The summer is over, and even our guide dogs in training are getting ready to go back to school. With fall just days away, this is a perfect opportunity to look back on Noble’s summer progress and see what’s in store for this soon to be guide dog.
When we last checked in with guide dog in training Noble, he had just received his puppy walking jacket. His early days saw him working on basic obedience commands and being socialized in new, low stress environments.
Following our last pupdate, Noble finished his obedience classes and began working on more difficult exercises. He started with the basics (remember how well he sits?) and has since progressed to more difficult commands and combinations of commands.
While Noble might look relaxed below, he is actually hard at work. He is holding a down/stay – a tough enough task on its own. Add in a handful of distracting toys just beyond his reach and Noble is showing amazing patience.
Exercises like this one help establish a foundation for Noble’s guiding work. While working he will have to tune-out all kinds of distractions. Other pedestrians, traffic, small animals, toys and much more provide huge amounts of stimulation for a guide dog. His focus is being kept sharp throughout his puppy walking days, as he contends with enticing distractions.
Noble was also socialized in increasingly interesting and challenging environments. Socialization is extremely important for our young pups, as it helps them feel comfortable in a variety of environments. Early days saw Noble taking trips to low-stress, calm environments, such as stores and take-out restaurants.
As his work progressed, so did the scale of his outings. Noble was able to handle increasingly stimulating environments. All the while, his puppy walking jacket signals that he is working, or in this case training, and is not to be distracted by members of the public.
One of his most challenging visits yet was to the pet store. With eye-catching toys and tons of interesting critters, Noble’s focus was strongly tested. Nevertheless, he has maintained the composure expected of a guide dog in training.
Even though he is training, he always has time to say a quick “hello” to some friends.
Trips like this are also important because they help our guide dogs in training become comfortable with diverse environments.
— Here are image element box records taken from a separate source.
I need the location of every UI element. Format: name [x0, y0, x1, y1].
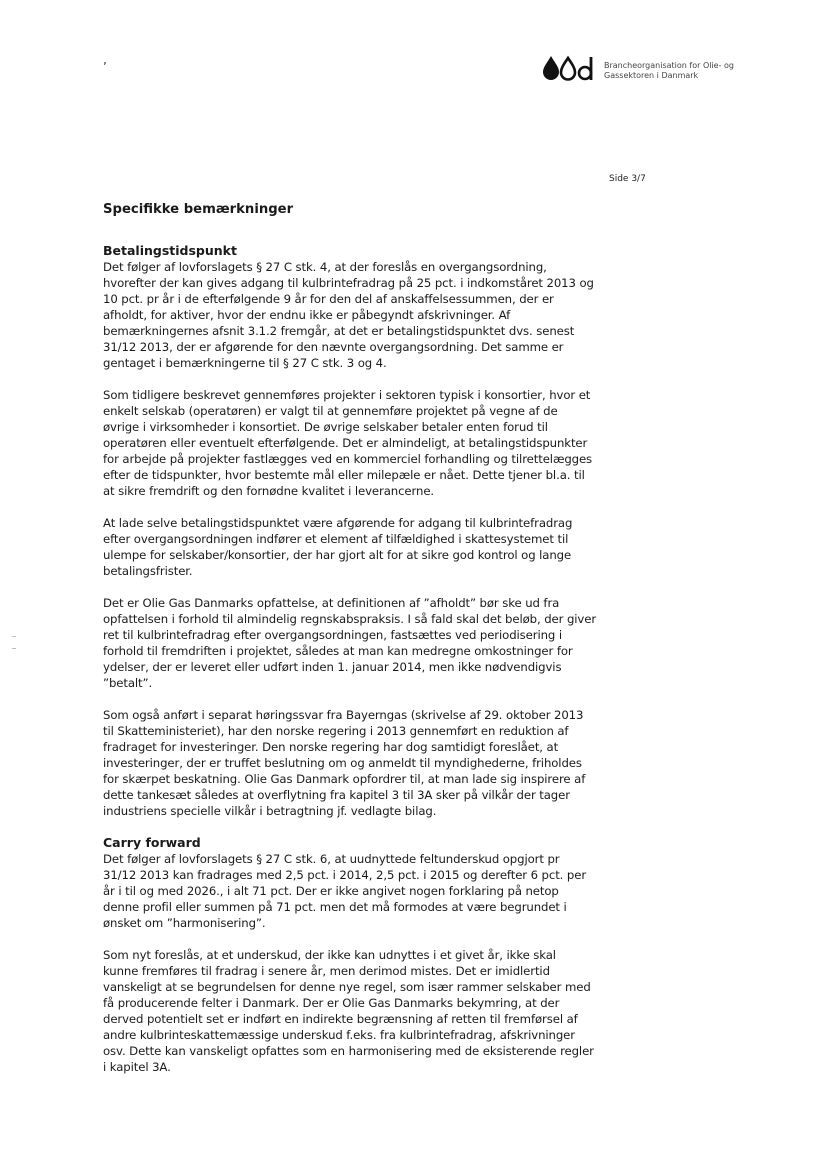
text-line: 10 pct. pr år i de efterfølgende 9 år for den del af anskaffelsessummen, der er	[103, 292, 554, 306]
text-line: 31/12 2013 kan fradrages med 2,5 pct. i 2014, 2,5 pct. i 2015 og derefter 6 pct. per	[103, 868, 587, 882]
text-line: dette tankesæt således at overflytning fra kapitel 3 til 3A sker på vilkår der tager	[103, 788, 570, 802]
text-line: denne profil eller summen på 71 pct. men det må formodes at være begrundet i	[103, 900, 567, 914]
text-line: opfattelsen i forhold til almindelig regnskabspraksis. I så fald skal det beløb, der giver	[103, 612, 597, 626]
page-title: Specifikke bemærkninger	[103, 202, 294, 217]
paragraph	[103, 707, 603, 819]
text-line: Som nyt foreslås, at et underskud, der ikke kan udnyttes i et givet år, ikke skal	[103, 948, 556, 962]
text-line: industriens specielle vilkår i betragtning jf. vedlagte bilag.	[103, 804, 437, 818]
paragraph	[103, 387, 603, 499]
paragraph	[103, 515, 603, 579]
section	[103, 243, 603, 819]
document-body	[103, 201, 603, 1091]
text-line: for skærpet beskatning. Olie Gas Danmark opfordrer til, at man lade sig inspirere af	[103, 772, 586, 786]
text-line: operatøren eller eventuelt efterfølgende. Det er almindeligt, at betalingstidspunkter	[103, 436, 588, 450]
text-line: hvorefter der kan gives adgang til kulbrintefradrag på 25 pct. i indkomståret 2013 og	[103, 276, 594, 290]
section	[103, 835, 603, 1075]
text-line: bemærkningernes afsnit 3.1.2 fremgår, at det er betalingstidspunktet dvs. senest	[103, 324, 575, 338]
text-line: få producerende felter i Danmark. Der er Olie Gas Danmarks bekymring, at der	[103, 996, 560, 1010]
organization-name	[604, 61, 734, 81]
text-line: Det er Olie Gas Danmarks opfattelse, at definitionen af ”afholdt” bør ske ud fra	[103, 596, 560, 610]
text-line: enkelt selskab (operatøren) er valgt til at gennemføre projektet på vegne af de	[103, 404, 558, 418]
text-line: efter overgangsordningen indfører et element af tilfældighed i skattesystemet til	[103, 532, 569, 546]
logo-org-line-2: Gassektoren i Danmark	[604, 71, 699, 80]
text-line: i kapitel 3A.	[103, 1060, 171, 1074]
text-line: investeringer, der er truffet beslutning om og anmeldt til myndighederne, friholdes	[103, 756, 582, 770]
text-line: forhold til fremdriften i projektet, således at man kan medregne omkostninger for	[103, 644, 573, 658]
text-line: øvrige i virksomheder i konsortiet. De øvrige selskaber betaler enten forud til	[103, 420, 548, 434]
text-line: Det følger af lovforslagets § 27 C stk. 4, at der foreslås en overgangsordning,	[103, 260, 547, 274]
text-line: osv. Dette kan vanskeligt opfattes som en harmonisering med de eksisterende regler	[103, 1044, 594, 1058]
paragraph	[103, 851, 603, 931]
text-line: Som også anført i separat høringssvar fra Bayerngas (skrivelse af 29. oktober 2013	[103, 708, 584, 722]
sections-container	[103, 243, 603, 1075]
text-line: afholdt, for aktiver, hvor der endnu ikke er påbegyndt afskrivninger. Af	[103, 308, 511, 322]
oil-drops-icon	[542, 55, 594, 81]
text-line: at sikre fremdrift og den fornødne kvalitet i leverancerne.	[103, 484, 435, 498]
margin-mark	[12, 636, 16, 637]
margin-mark	[12, 648, 16, 649]
text-line: ønsket om ”harmonisering”.	[103, 916, 266, 930]
text-line: Som tidligere beskrevet gennemføres projekter i sektoren typisk i konsortier, hvor et	[103, 388, 591, 402]
text-line: andre kulbrinteskattemæssige underskud f.eks. fra kulbrintefradrag, afskrivninger	[103, 1028, 575, 1042]
text-line: til Skatteministeriet), har den norske regering i 2013 gennemført en reduktion af	[103, 724, 569, 738]
text-line: år i til og med 2026., i alt 71 pct. Der er ikke angivet nogen forklaring på netop	[103, 884, 559, 898]
text-line: ”betalt”.	[103, 676, 153, 690]
logo-org-line-1: Brancheorganisation for Olie- og	[604, 61, 735, 70]
section-heading: Carry forward	[103, 835, 201, 850]
paragraph	[103, 259, 603, 371]
paragraph	[103, 947, 603, 1075]
text-line: ret til kulbrintefradrag efter overgangsordningen, fastsættes ved periodisering i	[103, 628, 562, 642]
text-line: for arbejde på projekter fastlægges ved en kommerciel forhandling og tilrettelægges	[103, 452, 593, 466]
text-line: derved potentielt set er indført en indirekte begrænsning af retten til fremførsel af	[103, 1012, 578, 1026]
page-number: Side 3/7	[609, 174, 646, 184]
text-line: At lade selve betalingstidspunktet være afgørende for adgang til kulbrintefradrag	[103, 516, 573, 530]
section-heading: Betalingstidspunkt	[103, 243, 237, 258]
text-line: fradraget for investeringer. Den norske regering har dog samtidigt foreslået, at	[103, 740, 559, 754]
text-line: ydelser, der er leveret eller udført inden 1. januar 2014, men ikke nødvendigvis	[103, 660, 562, 674]
paragraph	[103, 595, 603, 691]
text-line: Det følger af lovforslagets § 27 C stk. 6, at uudnyttede feltunderskud opgjort pr	[103, 852, 560, 866]
text-line: kunne fremføres til fradrag i senere år, men derimod mistes. Det er imidlertid	[103, 964, 550, 978]
text-line: ulempe for selskaber/konsortier, der har gjort alt for at sikre god kontrol og lange	[103, 548, 572, 562]
text-line: 31/12 2013, der er afgørende for den nævnte overgangsordning. Det samme er	[103, 340, 564, 354]
text-line: efter de tidspunkter, hvor bestemte mål eller milepæle er nået. Dette tjener bl.a. til	[103, 468, 585, 482]
text-line: vanskeligt at se begrundelsen for denne nye regel, som især rammer selskaber med	[103, 980, 591, 994]
organization-logo	[542, 55, 734, 81]
text-line: betalingsfrister.	[103, 564, 193, 578]
text-line: gentaget i bemærkningerne til § 27 C stk. 3 og 4.	[103, 356, 387, 370]
stray-mark: ’	[103, 60, 107, 74]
Each one of our clients has a unique lifestyle. We never know where a guide dog might end up. The more environments a dog experiences as a pup, the better suited they are to adapt as a guide dog.
Consider riding in an elevator – a task Noble has all but perfected. A dog placed with a client in a small, rural town may never encounter an elevator ride. Conversely, a guide dog in a major city’s downtown might take dozens of rides a day.
While the elevator rides might have started as a frightening experience, particularly in one with windows, Noble is now comfortable with the task. This exposure to new experiences, and his newly established comfort level, will help him with his next big challenge: riding the bus.
Finally, new environments and experiences help our guide dogs in training cope with the unexpected. While Noble’s new friends are cute, they are also of great help to his training.
Even the most seasoned guide dog handler will encounter circumstances they could have never expected. Getting a pup familiar with the unexpected and unusual, in this case giant motorized stuffed animals, helps prepare them to succeed through every challenge they will face.
Noble’s puppy walker notes that he takes new things in stride, a very desirable attribute for a guide dog.